Transformer and State Space Model (SSM) language models exhibit performance bottlenecks on long-sequence algorithmic tasks—e.g., context retrieval—despite architectural differences. Method: We identify a shared, task-critical mechanism—Gather-and-Aggregate (G&A)—in which sparse “Gather Heads” extract salient contextual tokens and “Aggregate Heads” synthesize them into task-relevant representations. Through head-level mechanistic analysis, controlled interventions (masking/replacement), and evaluation across MMLU, GSM8K, BBH, and dialogue benchmarks, we isolate G&A’s causal role. Contribution/Results: We establish the first cross-architecture unification of G&A, showing performance gaps stem from local head implementation—not global architecture—differences. Masking a single Gather or Aggregate head reduces Llama-3.1-8B’s MMLU retrieval accuracy from 66% to 25%. Moreover, injecting lightweight attention-based heads into SSMs significantly enhances long-range retrieval, confirming G&A as a fundamental, portable computational primitive.

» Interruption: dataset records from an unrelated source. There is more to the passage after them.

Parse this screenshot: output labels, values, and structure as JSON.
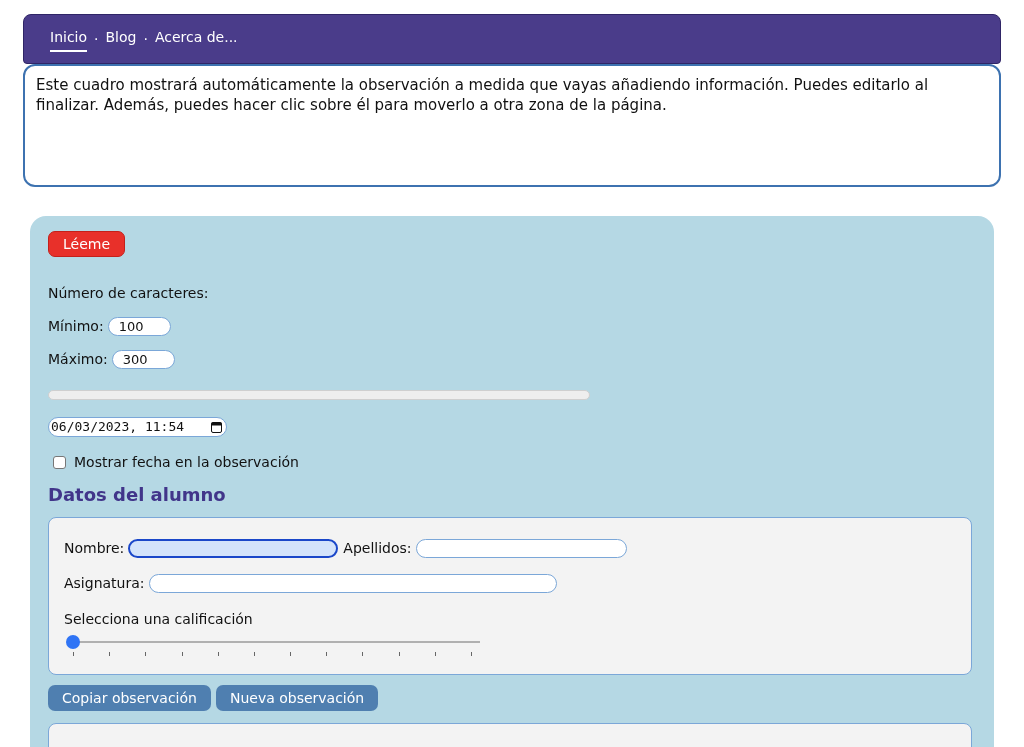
{
  "nav": {
    "items": [
      {
        "label": "Inicio",
        "selected": true
      },
      {
        "label": "Blog",
        "selected": false
      },
      {
        "label": "Acerca de...",
        "selected": false
      }
    ],
    "separator": "·"
  },
  "observation_box": {
    "value": "Este cuadro mostrará automáticamente la observación a medida que vayas añadiendo información. Puedes editarlo al finalizar. Además, puedes hacer clic sobre él para moverlo a otra zona de la página."
  },
  "readme_button": "Léeme",
  "char_count": {
    "heading": "Número de caracteres:",
    "min_label": "Mínimo:",
    "min_value": "100",
    "max_label": "Máximo:",
    "max_value": "300",
    "progress": {
      "level": 0
    }
  },
  "date_field": {
    "value": "06/03/2023, 11:54"
  },
  "show_date": {
    "label": "Mostrar fecha en la observación",
    "checked": false
  },
  "student": {
    "title": "Datos del alumno",
    "fields": [
      {
        "label": "Nombre:",
        "focused": true
      },
      {
        "label": "Apellidos:",
        "focused": false
      },
      {
        "label": "Asignatura:",
        "focused": false
      }
    ],
    "grade": {
      "label": "Selecciona una calificación",
      "level": 0
    }
  },
  "buttons": [
    "Copiar observación",
    "Nueva observación"
  ]
}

SSMs offer efficient processing of long sequences with fixed state sizes, but struggle with algorithmic tasks like retrieving past context. In this work, we examine how such in-context retrieval operates within Transformer- and SSM-based language models. We find that both architectures develop the same fundamental Gather-and-Aggregate (G&A) mechanism. A Gather Head first identifies and extracts relevant information from the context, which an Aggregate Head then integrates into a final representation. Across both model types, G&A concentrates in just a few heads, making them critical bottlenecks even for benchmarks that require a basic form of retrieval. For example, disabling a single Gather or Aggregate Head of a pruned Llama-3.1-8B degrades its ability to retrieve the correct answer letter in MMLU, reducing accuracy from 66% to 25%. This finding suggests that in-context retrieval can obscure the limited knowledge demands of certain tasks. Despite strong MMLU performance with retrieval intact, the pruned model fails on other knowledge tests. Similar G&A dependencies exist in GSM8K, BBH, and dialogue tasks. Given the significance of G&A in performance, we show that retrieval challenges in SSMs manifest in how they implement G&A, leading to smoother attention patterns rather than the sharp token transitions that effective G&A relies on. Thus, while a gap exists between Transformers and SSMs in implementing in-context retrieval, it is confined to a few heads, not the entire model. This insight suggests a unified explanation for performance differences between Transformers and SSMs while also highlighting ways to combine their strengths. For example, in pretrained hybrid models, attention components naturally take on the role of Aggregate Heads. Similarly, in a pretrained pure SSM, replacing a single G&A head with an attention-based variant significantly improves retrieval.